In computer vision, image segmentation is the process of partitioning a digital image into multiple segments (sets of pixels, also known as super-pixels). The goal of segmentation is to simplify and/or change the representation of an image into something that is more meaningful and easier to analyse. Image segmentation is typically used to locate objects and boundaries (lines, curves, etc.) in images. More precisely, image segmentation is the process of assigning a label to every pixel in an image such that pixels with the same label share certain characteristics.
The result of image segmentation is a set of segments that collectively cover the entire image, or a set of contours extracted from the image (see edge detection). Each of the pixels in a region are similar with respect to some characteristic or computed property, such as colour, intensity, or texture. Adjacent regions are significantly different with respect to the same characteristic(s). When applied to a stack of images, typical in medical imaging, the resulting contours after image segmentation can be used to create 3D reconstructions with the help of interpolation algorithms like marching cubes.

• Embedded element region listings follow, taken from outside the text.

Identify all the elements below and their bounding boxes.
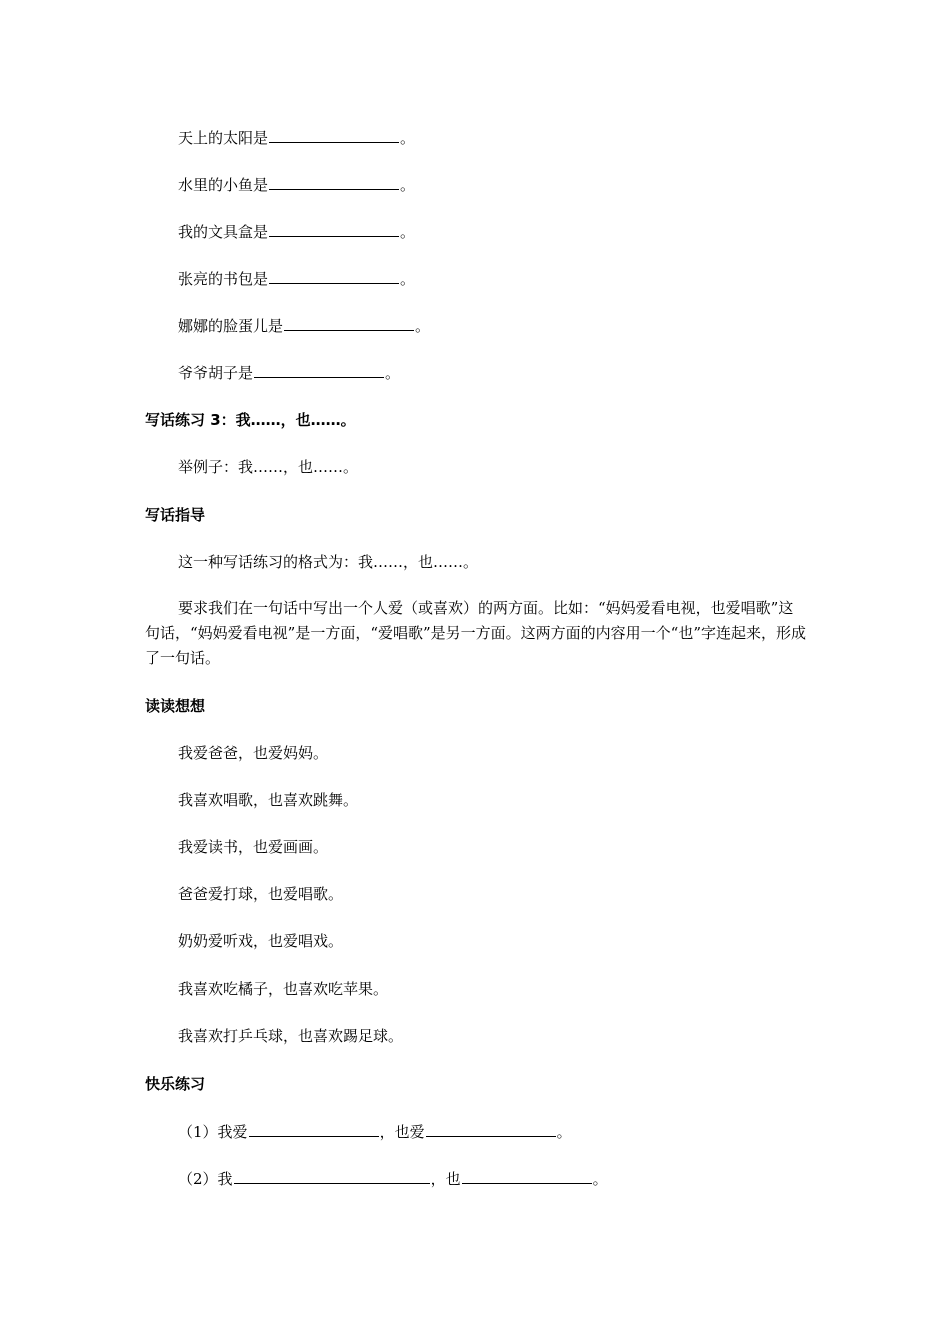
question-text: 我 xyxy=(217,1170,233,1188)
practice-question-2 xyxy=(178,1168,608,1190)
section-heading: 写话练习 3：我……，也……。 xyxy=(145,411,356,429)
practice-question-1 xyxy=(178,1121,572,1143)
question-text: 我爱 xyxy=(217,1123,248,1141)
fill-line xyxy=(178,221,415,243)
question-text: ，也爱 xyxy=(379,1123,425,1141)
question-end: 。 xyxy=(556,1123,572,1141)
fill-line xyxy=(178,268,415,290)
fill-prefix: 天上的太阳是 xyxy=(178,129,269,147)
answer-blank[interactable] xyxy=(269,175,399,190)
question-text: ，也 xyxy=(430,1170,461,1188)
answer-blank[interactable] xyxy=(462,1169,592,1184)
example-sentence: 我爱爸爸，也爱妈妈。 xyxy=(178,744,329,762)
fill-suffix: 。 xyxy=(400,223,416,241)
question-number: （1） xyxy=(178,1123,218,1141)
fill-suffix: 。 xyxy=(415,317,431,335)
answer-blank[interactable] xyxy=(254,363,384,378)
fill-line xyxy=(178,315,430,337)
fill-prefix: 张亮的书包是 xyxy=(178,270,269,288)
guide-paragraph-2: 要求我们在一句话中写出一个人爱（或喜欢）的两方面。比如：“妈妈爱看电视，也爱唱歌”这句话，“妈妈爱看电视”是一方面，“爱唱歌”是另一方面。这两方面的内容用一个“也”字连起来，形成了一句话。 xyxy=(145,599,807,667)
answer-blank[interactable] xyxy=(284,316,414,331)
example-line: 举例子：我……，也……。 xyxy=(178,458,359,476)
example-sentence: 我爱读书，也爱画画。 xyxy=(178,838,329,856)
practice-heading: 快乐练习 xyxy=(145,1075,206,1093)
answer-blank[interactable] xyxy=(269,269,399,284)
fill-suffix: 。 xyxy=(400,270,416,288)
question-number: （2） xyxy=(178,1170,218,1188)
answer-blank[interactable] xyxy=(269,222,399,237)
fill-suffix: 。 xyxy=(400,129,416,147)
answer-blank[interactable] xyxy=(234,1169,430,1184)
fill-prefix: 娜娜的脸蛋儿是 xyxy=(178,317,284,335)
fill-prefix: 爷爷胡子是 xyxy=(178,364,254,382)
fill-line xyxy=(178,127,415,149)
answer-blank[interactable] xyxy=(426,1122,556,1137)
example-sentence: 奶奶爱听戏，也爱唱戏。 xyxy=(178,932,344,950)
example-sentence: 我喜欢吃橘子，也喜欢吃苹果。 xyxy=(178,980,389,998)
example-sentence: 我喜欢唱歌，也喜欢跳舞。 xyxy=(178,791,359,809)
fill-prefix: 水里的小鱼是 xyxy=(178,176,269,194)
fill-suffix: 。 xyxy=(400,176,416,194)
example-sentence: 爸爸爱打球，也爱唱歌。 xyxy=(178,885,344,903)
question-end: 。 xyxy=(592,1170,608,1188)
read-heading: 读读想想 xyxy=(145,697,206,715)
fill-line xyxy=(178,362,400,384)
guide-paragraph-1: 这一种写话练习的格式为：我……，也……。 xyxy=(178,553,479,571)
guide-heading: 写话指导 xyxy=(145,506,206,524)
fill-prefix: 我的文具盒是 xyxy=(178,223,269,241)
answer-blank[interactable] xyxy=(249,1122,379,1137)
answer-blank[interactable] xyxy=(269,128,399,143)
fill-suffix: 。 xyxy=(385,364,401,382)
fill-line xyxy=(178,174,415,196)
example-sentence: 我喜欢打乒乓球，也喜欢踢足球。 xyxy=(178,1027,404,1045)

Object detection in computer vision is an important computer science research topic. Object detection is the process of finding instances of real-world objects such as faces, bicycles, and buildings in images or videos. Object detection algorithms typically use extracted features and learning algorithms to recognize instances of an object category.
The presence of an object can be detected with proximity sensors, and there are different kind of sensor technologies including ultrasonic sensors, capacitive, photoelectric, inductive, or magnetic. Tracking objects can work using proximity sensors.
Topic Detection from Image
In natural images, some documents are embedded and many more objects are shown through which one can identify topic. Text detection is identification of text from natural images. Basic digital image processing techniques are used to detect text from images. This includes pre-processing, extraction or text localization, classification and character detection. The different classification methods used are
In machine learning and natural language processing, a topic model is a type of statistical model for discovering the abstract “topics” that occur in a collection of documents. Topic modelling is a frequently used text-mining tool for discovery of hidden semantic structures in a document.
Large amount of data is collected every day. As more information becomes available, it becomes difficult to access what we are looking for. So, we need tools and techniques to organize, search and understand vast quantities of information.
Topic modelling provides us with methods to organize, understand and summarize large collections of textual information. It helps in:
- Discovering hidden topical patterns that are present across the collection
- Annotating documents according to these topics
- Using these annotations to organize, search and summarize texts
Topic modelling can be described as a method for finding a group of words (i.e. topic) from a collection of documents that best represents the information in the collection. It can also be thought of as a form of text mining – a way to obtain recurring patterns of words in textual material.